Republicans on Capitol Hill are willing to back President Trump on everything from his 4 a.m. tweets to his multi-billion dollar wall. But when my colleague Lev Facher and I asked them what they thought about his plan to tie what Medicare pays for drugs to what other countries pay, key members of the GOP weren’t exactly singing its praises. Of the dozen lawmakers we surveyed this past week, only one or two really expressed any positive ideas about it.

“I applaud the president and what he’s trying to do, but at the same time I’m struggling a little bit on whether that’s really price controls,” Rep. Buddy Carter (R-Ga.) said.

Sen. James Lankford (R-Okla.), who sat through a meeting with HHS Secretary Alex Azar and several GOP colleagues about the proposal this week, had similar reservations.

“It was a free market group obviously, so any time you start talking about price management that’s a different type of conversation,” he said.
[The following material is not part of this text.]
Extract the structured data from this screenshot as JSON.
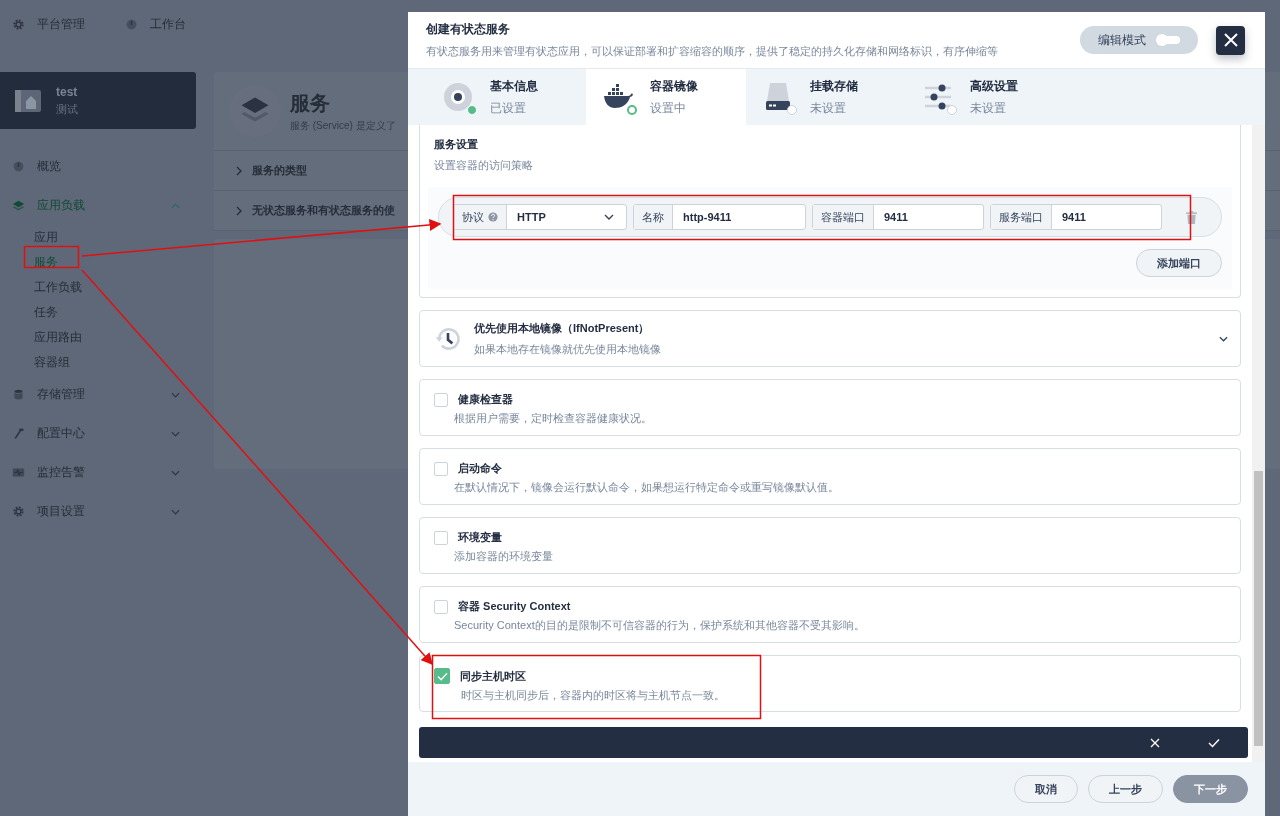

Added together, it’s not a great sign for the Trump administration, especially since those comments came after HHS Secretary Alex Azar spent the week on Capitol Hill trying to drum up support for the idea. If powerful lawmakers really don't like the idea, they could kill it with legislation — or the threat of legislation — to rein in HHS’ authority. (Former Sen. Orrin Hatch (R-Utah) already called on his colleagues to do exactly that.)

Azar can’t necessarily count on Democratic support in the Senate, either. Though there’s a bunch of progressive Democrats ready to take even bolder steps on drug pricing, at least one pivotal Democratic Senate leader, Patty Murray of Washington, didn’t praise the international pricing plan.

“Looking at how we can reduce health care costs is really critical, but we have to make sure we are lowering patients’ costs and were not impacting the economy in the wrong way,” she told STAT.

Azar is slated to meet with Democrats on the Senate Finance Committee later this month. The top Democrat on that committee, Sen. Ron Wyden of Oregon, told STAT he’s still waiting for more details on how the idea would work.

If you can divine from this administration any of the details with respect to how they would actually carry out such a policy, good on you because Congress hasn’t been able to,” Wyden told STAT.